I grew up in an Italian household, where tomatoes were a really important part of our diet (surprise!). Some of my happiest memories revolve around tomato canning time, in early to mid-September in Montreal when the weather was just starting to turn with the yellowing leaves, and my father’s thoughts were ambling their way toward wine-making. But not yet. First there were the tomatoes to be dealt with. Hundreds of pounds of them, gathered from our own garden, from tomato U-Picks on the outskirts of Montreal, and if all else failed, from the Marché Jean-Talon. It was there that since 1933, Italians who couldn’t grow enough themselves would haggle en masse and in whatever mix of languages and dialects they could manage, for bushels of tomatoes, red peppers, garlands of garlic and tree-like branches of basil for the Sunday (and Thursday… and sometimes Tuesday or Wednesday) tomato sauce.
And there were deals to be had, my friend.
This farmers’ market is still going strong, although largely yuppified, according to my mother (no, she didn’t use the word ‘yuppified’), as the local food movement continues along its rarefied ’boutique’ phase. My mamma recounted how last week she witnessed throngs of young people at the market (unheard of when I was growing up), but each of them had just a few carrots, a pepper or two, or (gasp!) a croissant. And so many new restaurants. “What are they doing there?”
But she managed to get her tomato and pepper fix just the same, as there really is a lot of food still grown in southern Quebec, available at decent prices when the time is right. The idea of eating local all year round was entrenched in our community, as with many others in those days. There just wasn’t a viable alternative for both price and flavour. And here’s a badly kept secret: there still isn’t.
That said, I wish we had that amount of seasonal food here in Powell River, where the norm is still growing small or buying mostly ‘just-in-time’ produce, and at much higher costs than I was used to at Le Marché.

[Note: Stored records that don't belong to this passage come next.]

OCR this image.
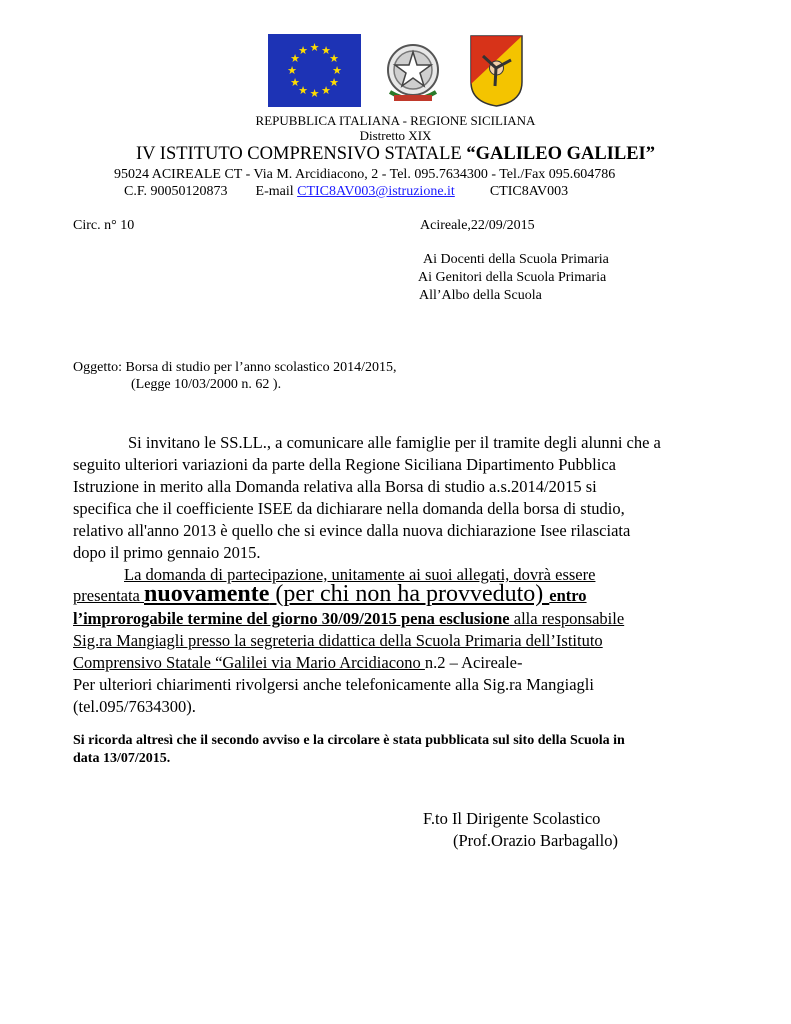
★ ★
★
★
★
★
★
★
★
★
★
★
REPUBBLICA ITALIANA - REGIONE SICILIANA
Distretto XIX
IV ISTITUTO COMPRENSIVO STATALE “GALILEO GALILEI”
95024 ACIREALE CT - Via M. Arcidiacono, 2 - Tel. 095.7634300 - Tel./Fax 095.604786
C.F. 90050120873 E-mail CTIC8AV003@istruzione.it	CTIC8AV003
Circ. n° 10	Acireale,22/09/2015
Ai Docenti della Scuola Primaria
Ai Genitori della Scuola Primaria
All’Albo della Scuola
Oggetto: Borsa di studio per l’anno scolastico 2014/2015,
(Legge 10/03/2000 n. 62 ).
Si invitano le SS.LL., a comunicare alle famiglie per il tramite degli alunni che a
seguito ulteriori variazioni da parte della Regione Siciliana Dipartimento Pubblica
Istruzione in merito alla Domanda relativa alla Borsa di studio a.s.2014/2015 si
specifica che il coefficiente ISEE da dichiarare nella domanda della borsa di studio,
relativo all'anno 2013 è quello che si evince dalla nuova dichiarazione Isee rilasciata
dopo il primo gennaio 2015.
La domanda di partecipazione, unitamente ai suoi allegati, dovrà essere
presentata nuovamente (per chi non ha provveduto) entro
l’improrogabile termine del giorno 30/09/2015 pena esclusione alla responsabile
Sig.ra Mangiagli presso la segreteria didattica della Scuola Primaria dell’Istituto
Comprensivo Statale “Galilei via Mario Arcidiacono n.2 – Acireale-
Per ulteriori chiarimenti rivolgersi anche telefonicamente alla Sig.ra Mangiagli
(tel.095/7634300).
Si ricorda altresì che il secondo avviso e la circolare è stata pubblicata sul sito della Scuola in
data 13/07/2015.
F.to Il Dirigente Scolastico
(Prof.Orazio Barbagallo)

There just isn’t the mass quantity to be able to sell for less, of course, and it’s that familiar situation: growing more food here isn’t viable for farmers when they have to compete with chain stores with their buying power and low prices for imported produce (even if it lacks in flavour and comes with the carbon footprint of a Sasquatch). This will change, and my concern is that it was happen a lot faster than we’re prepared for.
On that note, last weekend, Skookum Food Provisioners Cooperative hosted a tomato canning work party at a local church kitchen. A dozen or so local foodies got together to can 200 lbs of tomatoes bought in bulk through the sorely missed “Vitamin Express” fruit truck. Nicole Narbonne and Will Langlands led the party through the steps involved
- sterilizing the pint jars and lids
- adding the lemon juice and salt to the jars
- lightly scoring and then scalding the tomatoes (c. 40 seconds),
- popping them into icy water,
- peeling , coring and cutting them into 4-6 sections,
- carefully packing the them into pint jars, cleaning the rims and putting on the lids
- pre-warming the jars, and finally
- canning them in boiling water bath for 45-minutes.
(Find a complete how-to from another source, with pictures here)
Enjoy the last few days of this year’s official 50-Mile Eat Local Challenge period, but really– put up as much local food as you can for the seasons ahead.